El Cristo de la rue Jacob reúne una serie de textos biográficos del escritor muerto en París, en 1993
Creía que era difícil desaparecer del todo. Severo Sarduy repetía que la vida de uno empieza antes del nacimiento. También sospechaba que la vida no se detiene con la muerte.
Cuando al escritor cubano le pidieron escribir una breve biografía,
retrocedió muchas vidas antes de fechar su nacimiento: Camagüey, 25 de
febrero de 1937.
Sarduy, una de las voces más notables de la literatura cubana,
escribió de sus padres: él, jefe de estación de ferrocarriles. Ella, una
santa a cargo del hogar. Luego habló de sus abuelos, del origen francés
de los “Sarduy”, apellido que había sido alterado al llegar a Cuba.
Finalmente supo que su origen era español.
“Nací, pues, ahogado. Una comadrona obesa y negra, Inés María, me
sacó, la pobre, como pudo: salí morado y con la boca abierta, como en
ese cuadro de Munch, en un grito mudo”, anota Severo Sarduy en el libro El Cristo de la rue Jacob, de 1987, rescatado por Ediciones UDP con otros textos inéditos.
“El libro es quizás el primero en el que Sarduy acepta escribir sobre
sí de manera, digamos, desnuda”, dice el autor argentino Alan Pauls en
el prólogo del libro.
El cubano nacido en Camagüey se instaló a los 20 años en La Habana
para estudiar medicina. “Era muy buen alumno, pero los cadáveres que se
acumulaban en las mesas de metal, en las clases de disección y el olor a
formol, me sacudieron para siempre”, escribe Sarduy, quien en 1960,
obtuvo una beca para estudiar arte en la Escuela del Louvre, en París.
Fue a pocos meses de que la Revolución Cubana llegara al poder. Nunca
más volvería a Cuba.
Instalado en París, mientras pintaba -inspirado en Mark Rothko-,
comenzó a elaborar a la par una obra tejida por el lenguaje del
neobarroco. Viajó a la India, Marruecos, Italia, Latinoamérica, pero
quedaría encantado por el misticismo budista.
“Poco importa en nombre de qué dios, pero hay que bañarse en el
Ganges. A las seis de la mañana, esa convicción que otorga el
fanatismo...”, comenta en El Cristo de la rue Jacob, donde igualmente
alude al cristianismo, el Islam, como también al turismo religioso en
Oriente. Experiencias que le inspirarían novelas como Cobra (1972),
ganadora del Premio Médicis, y Maitreya (1978).

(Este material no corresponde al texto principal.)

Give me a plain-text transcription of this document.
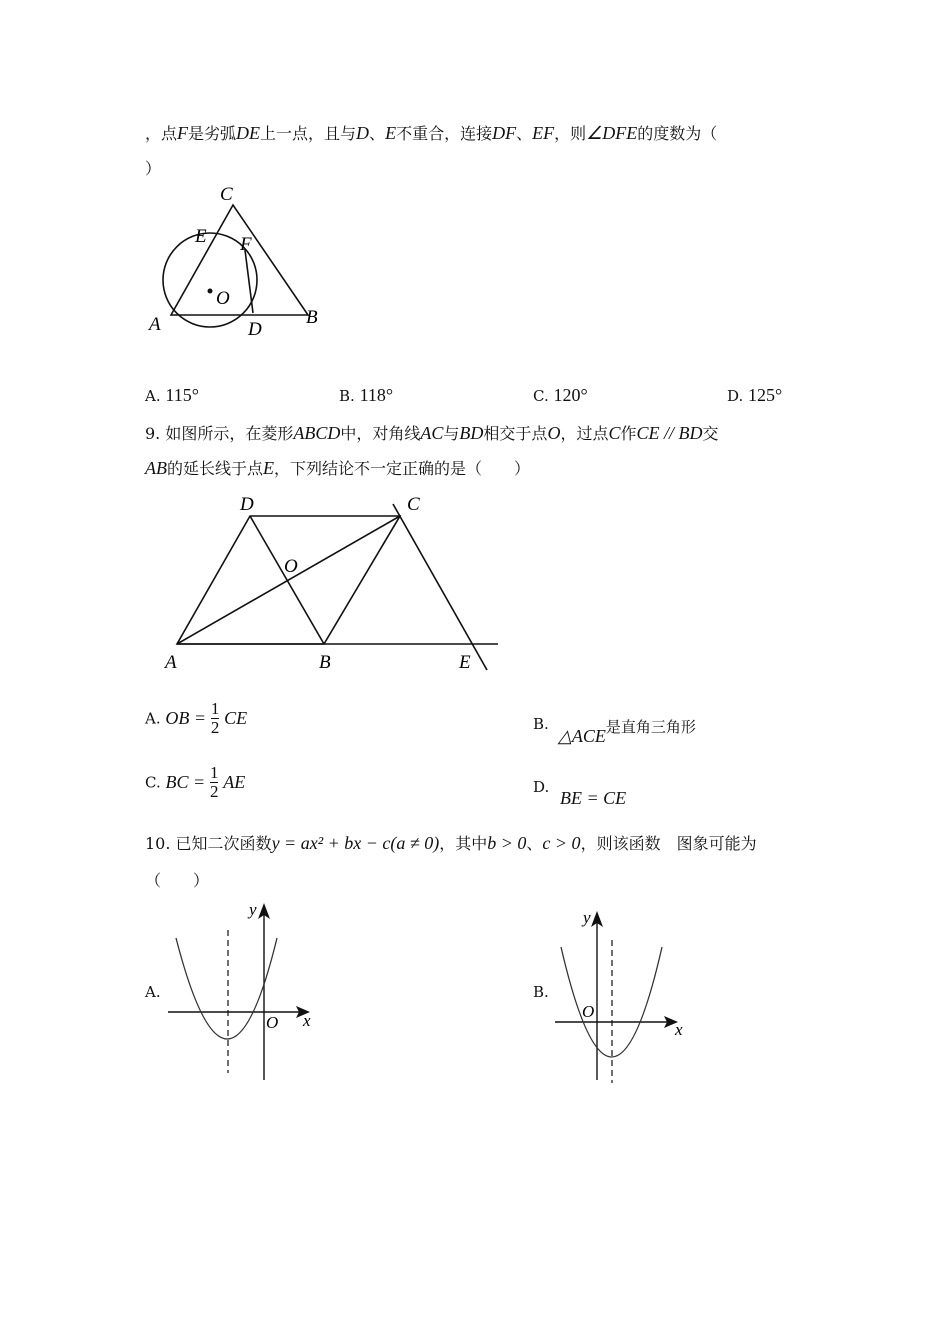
，点F是劣弧DE上一点，且与D、E不重合，连接DF、EF，则∠DFE的度数为（
）
C
E F
O
A	D
B
A. 115°	B. 118°	C. 120°	D. 125°
9. 如图所示，在菱形ABCD中，对角线AC与BD相交于点O，过点C作CE // BD交
AB的延长线于点E，下列结论不一定正确的是（　　）
D	C
O
A	B	E
A. OB = $\frac{1}{2}$ CE	B.
△ACE是直角三角形
C. BC = $\frac{1}{2}$ AE	D.
BE = CE
10. 已知二次函数y = ax² + bx − c(a ≠ 0)，其中b > 0、c > 0，则该函数　图象可能为
（　　）
A.
y
x
O
B.
y
x
O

En París, Sarduy trabajó escribiendo críticas para la revista Tel
Quel, y asistió a los seminarios del ensayista Roland Barthes, con quien
desarrolló una amistad. “Gustaba casi con exceso del café; detestaba el
alcohol”, señala. A su vez François Wahl, una de las figuras más
influyentes en el mundo intelectual parisino, fue su pareja hasta 1993
cuando murió, a los 56 años, víctima del sida. De la enfermedad pensaba
que era un acoso. “Es como si alguien en cualquier momento, con
cualquier pretexto, pudiera tocar a la puerta y llevarte para siempre”,
apunta en el volumen, donde va y regresa sobre Cuba. La obsesión de
quien sabe que nunca más volverá a su tierra.

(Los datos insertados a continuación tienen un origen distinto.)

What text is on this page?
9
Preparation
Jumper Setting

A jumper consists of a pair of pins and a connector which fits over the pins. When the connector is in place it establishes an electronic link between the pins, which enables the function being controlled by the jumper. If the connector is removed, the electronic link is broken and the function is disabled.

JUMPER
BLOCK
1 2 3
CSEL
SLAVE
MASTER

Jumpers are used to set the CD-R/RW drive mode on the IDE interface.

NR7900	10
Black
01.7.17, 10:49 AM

En 1969 recibe una carta de José Lezama Lima, quien le responde ante
una invitación suya a París. “Ya el saltimbanquismo me atrae muy poco”,
le dice Lezama. Luego Severo hace un breve perfil del autor de Paradiso:
“La voluptuosidad de saber, la magnitud de similitudes, de conexiones y
referencias que hilvana este hombre inmóvil son tales, que asombran…”.
Pero Cuba será una herida, a pesar de que sus padres lo visitan en
París. La ausencia de su obra en la isla lo atormenta. “Han pasado
treinta años y hoy en día el balance es paupérrimo. No tengo nada y los
que debían de leerme, que son los cubanos, no me conocen ni me pueden
leer”, escribe y retoca su biografía hasta el final del volumen.
Sarduy decía que escribía con el cuerpo. “Creo que podría hacer un
diagrama tántrico para mostrar que esa energía va hacia la mano”, dijo
en una entrevista televisiva tras dejar su casa, donde tenía un altar
con deidades de la santería cubana y estatuillas budistas.